Окей, хорошая новость – я выкупила главного. Плохая – это тот, кто меня этому научил.
Глава 2
– А ну-ка тихо! – химичка стучит ребром учебника по столу. – Я сказала, тихо!
Но стадо ей уже неподконтрольно. Ржут, глумятся. Изучают меня с ног до головы. Но я смотрю только на него. А он – на меня. Узнал? Вряд ли. Слишком много времени прошло. Мне было двенадцать. Волосы, одежда – теперь все другое. – Все, кроме одного, но, надеюсь, парень этого не запомнил. А он дал мне важный урок, поэтому я-то всегда помнила мальчишку в белых кроссовках. Искала, конечно. И вот нашла. Зачем только сейчас?
Он смотрит на меня из-под полуопущенных век. Во всем облике сквозит наглость и какая-то сдержанная агрессия.
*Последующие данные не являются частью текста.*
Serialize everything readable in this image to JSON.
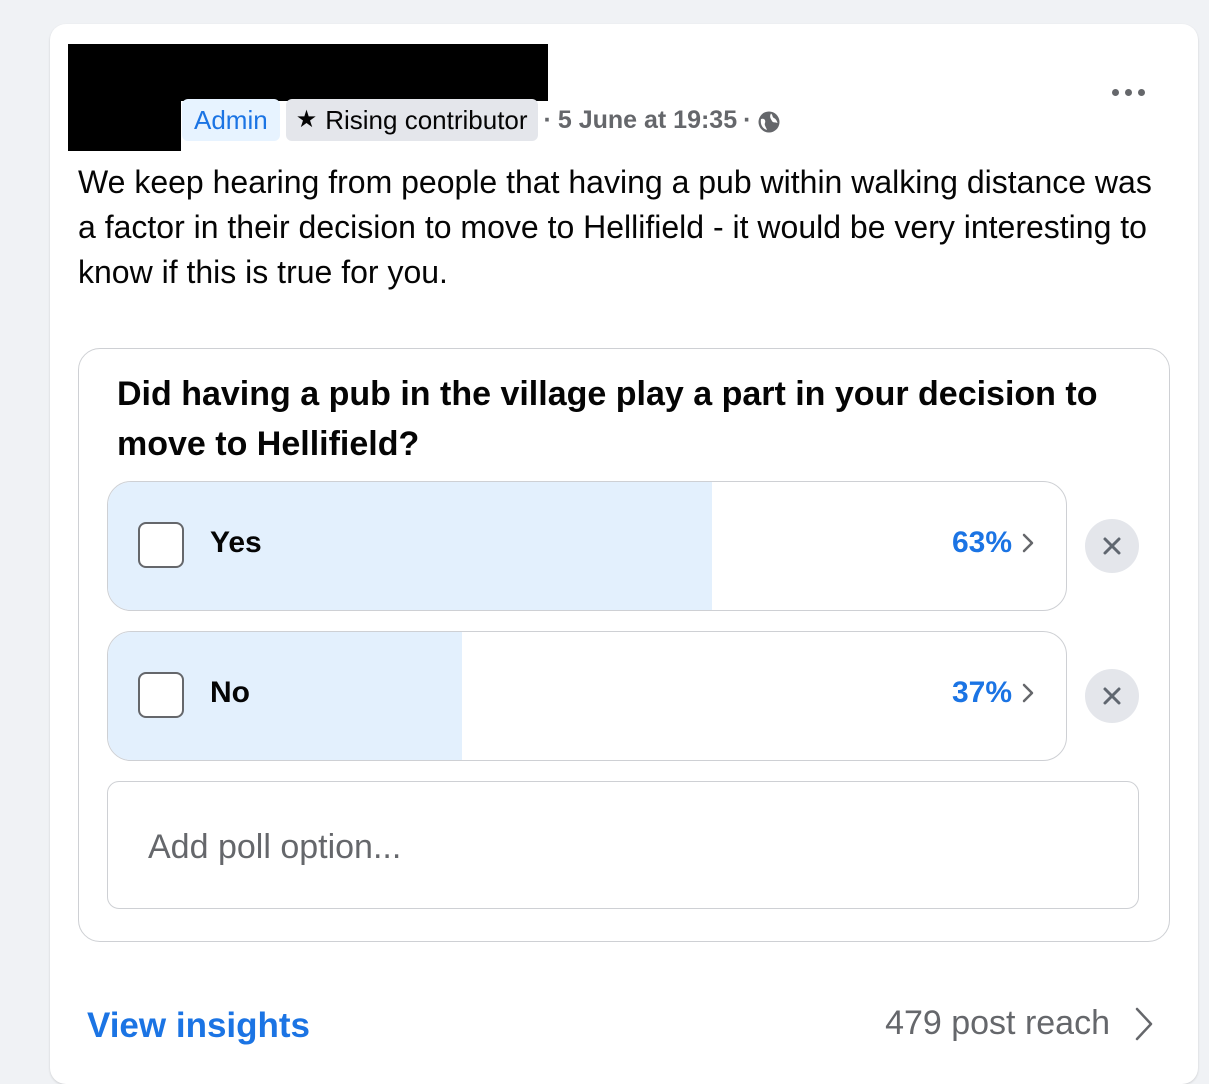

Изучает мое лицо, волосы, спускается взглядом ниже, путешествует по ногам вместе с волной дрожи, которая меня охватывает. Возвращается к лицу. Потом наклоняется к соседу по парте и что-то говорит. Тот взрывается лающим смехом.
– Насмотрелись? – говорю жестко, и зверье удивленно притихает.
– Еще нет, – говорит он, и я узнаю эти ленивые нотки, – покрутись.
Теперь замолкают все. Даже химичка. Такое ощущение, что ей самой интересно, что дальше будет.
Я скрещиваю ноги и медленно поворачиваюсь вокруг своей оси, раскинув руки в стороны. Кто-то снова присвистывает, что за тупая привычка.
Возвращаюсь в исходное положение и склоняю голову набок:
– Теперь ты.
– Кир, а новенькая с зубами, – говорит один из его парней.
Почему его? А здесь все его. Много ума не надо, чтобы понять.
Он встает, отодвигая стул, скидывает бомбер и остается в черной футболке. Да, с того темного ноября он вырос. Стал высокий, весь какой-то крепко сбитый, внушительный. Засовывает руки в карманы джинсов и медленно поворачивается.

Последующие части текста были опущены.